Politik

Presiden Jokowi : Pemilu Jangan Ganggu Kerukunan

 

 

CIREBON, EDUNEWS.ID – Presiden Joko Widodo kembali berpesan agar hiruk pikuk pemilihan umum (pemilu), baik pemilu kepala daerah (pilkada), pemilu legislatif, maupun Pemilu Presiden 2019 tidak mengganggu kerukunan antarwarga di daerah masing-masing.

“Pilkada, pemilu legislatif, pilpres hanya pesta demokrasi lima tahun, coblos saja, setelah itu ya rukun kembali,” kata Jokowi di hadapan sekitar 3.000 warga penerima sertifikat tanah dari lima kabupaten dan kota wilayah Jawa Barat, di Gedung Pertemuan Radian Kabupaten Cirebon, Ahad (11/3/2018).

Presiden menyebutkan sebentar lagi ada agenda politik pesta demokrasi, yaitu ada pilkada, pemilu legiskatif dan Pilpres 2019. “Saya titip, jangan sampai karena beda pilihan, kita jadi tidak rukun, kita jadi tidak bersaudara, tidak rukun antartetangga, antarkampung, jangan sampai tidak saling sapa hanya karena beda pilihan,” katanya.

Ia menyebutkan Indonesia merupakan negara besar dengan beragam suku bangsa, bahasa, dan agama. Menurut dia, kondisi tersebut berbeda dengan Singapura yang hanya memiliki empat suku atau Afghanistan yang hanya memiliki tujuh suku.

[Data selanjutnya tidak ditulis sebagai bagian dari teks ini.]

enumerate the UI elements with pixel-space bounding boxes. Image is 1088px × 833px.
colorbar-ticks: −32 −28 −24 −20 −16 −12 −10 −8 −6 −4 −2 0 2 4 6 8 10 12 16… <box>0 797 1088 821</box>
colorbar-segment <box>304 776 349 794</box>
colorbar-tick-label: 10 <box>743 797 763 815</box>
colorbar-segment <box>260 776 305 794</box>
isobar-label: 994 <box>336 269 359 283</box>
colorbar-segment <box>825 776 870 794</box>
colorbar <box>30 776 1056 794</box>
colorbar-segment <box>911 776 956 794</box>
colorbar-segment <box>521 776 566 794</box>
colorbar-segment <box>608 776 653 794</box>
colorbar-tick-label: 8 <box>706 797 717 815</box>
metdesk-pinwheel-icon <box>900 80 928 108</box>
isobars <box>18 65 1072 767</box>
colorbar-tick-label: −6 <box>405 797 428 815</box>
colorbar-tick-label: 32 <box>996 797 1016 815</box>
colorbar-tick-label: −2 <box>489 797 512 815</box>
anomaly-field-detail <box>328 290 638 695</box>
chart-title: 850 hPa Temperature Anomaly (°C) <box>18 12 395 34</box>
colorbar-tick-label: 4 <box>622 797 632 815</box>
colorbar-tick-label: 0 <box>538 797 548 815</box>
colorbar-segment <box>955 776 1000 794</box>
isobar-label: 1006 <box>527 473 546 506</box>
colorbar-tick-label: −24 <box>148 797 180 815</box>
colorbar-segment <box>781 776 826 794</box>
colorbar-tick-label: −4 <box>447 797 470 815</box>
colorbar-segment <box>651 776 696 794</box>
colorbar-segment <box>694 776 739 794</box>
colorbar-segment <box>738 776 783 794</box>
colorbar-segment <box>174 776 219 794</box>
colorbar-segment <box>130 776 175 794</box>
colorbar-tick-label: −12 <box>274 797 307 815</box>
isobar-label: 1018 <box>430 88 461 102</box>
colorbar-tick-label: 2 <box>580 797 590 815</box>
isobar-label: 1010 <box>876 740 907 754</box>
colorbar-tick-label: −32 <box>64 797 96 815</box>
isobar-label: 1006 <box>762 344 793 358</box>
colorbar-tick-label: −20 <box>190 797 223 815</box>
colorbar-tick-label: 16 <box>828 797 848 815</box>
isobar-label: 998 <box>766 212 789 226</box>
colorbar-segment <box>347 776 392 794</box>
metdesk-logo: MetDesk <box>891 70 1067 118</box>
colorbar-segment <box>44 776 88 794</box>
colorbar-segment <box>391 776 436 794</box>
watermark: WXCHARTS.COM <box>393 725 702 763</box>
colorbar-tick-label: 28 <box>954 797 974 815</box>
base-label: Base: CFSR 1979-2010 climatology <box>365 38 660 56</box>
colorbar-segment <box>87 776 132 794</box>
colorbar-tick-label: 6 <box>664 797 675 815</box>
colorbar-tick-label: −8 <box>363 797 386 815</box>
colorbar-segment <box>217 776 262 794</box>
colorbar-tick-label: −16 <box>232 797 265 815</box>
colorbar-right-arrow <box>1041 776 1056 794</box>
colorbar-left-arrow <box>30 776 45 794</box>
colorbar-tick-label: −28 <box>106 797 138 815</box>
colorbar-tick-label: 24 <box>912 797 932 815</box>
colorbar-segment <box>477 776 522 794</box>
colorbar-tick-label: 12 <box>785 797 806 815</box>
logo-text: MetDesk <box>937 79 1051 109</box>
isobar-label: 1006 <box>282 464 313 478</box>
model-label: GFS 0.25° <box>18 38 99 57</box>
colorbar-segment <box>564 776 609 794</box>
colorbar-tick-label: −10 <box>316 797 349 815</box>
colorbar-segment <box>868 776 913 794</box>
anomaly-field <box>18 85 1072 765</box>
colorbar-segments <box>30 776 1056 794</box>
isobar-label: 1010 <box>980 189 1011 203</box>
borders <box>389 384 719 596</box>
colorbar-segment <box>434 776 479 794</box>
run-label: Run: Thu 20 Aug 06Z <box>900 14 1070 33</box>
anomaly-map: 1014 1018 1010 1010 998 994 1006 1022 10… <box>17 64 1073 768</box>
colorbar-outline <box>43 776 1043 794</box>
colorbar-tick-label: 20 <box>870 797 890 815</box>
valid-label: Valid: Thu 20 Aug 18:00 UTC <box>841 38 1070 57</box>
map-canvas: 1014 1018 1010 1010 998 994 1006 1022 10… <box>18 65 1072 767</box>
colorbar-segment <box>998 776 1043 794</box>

Sementara mengenai penyerahan 3.000 sertifikat pada Minggu ini, Menteri Agraria dan Tata Ruang/Kepala BPN, Sofyan Djalil, menjelaskan penerima berasal dari lima kabupaten/ kota di Jabar yaitu Kabupaten Cirebon, Kota Cirebon, Kabupaten Kuningan, Kabupaten Majalengka dan Kabupaten Indramayu.

Ia menyebutkan 3.000 sertifikat itu merupakan bagian dari 9.810 sertifikat yang akan diserahkan saat ini dan dalam waktu dekat. “Sisanya akan didistribusikan BPN di masing masing kabupaten/kota,” jelas Sofyan.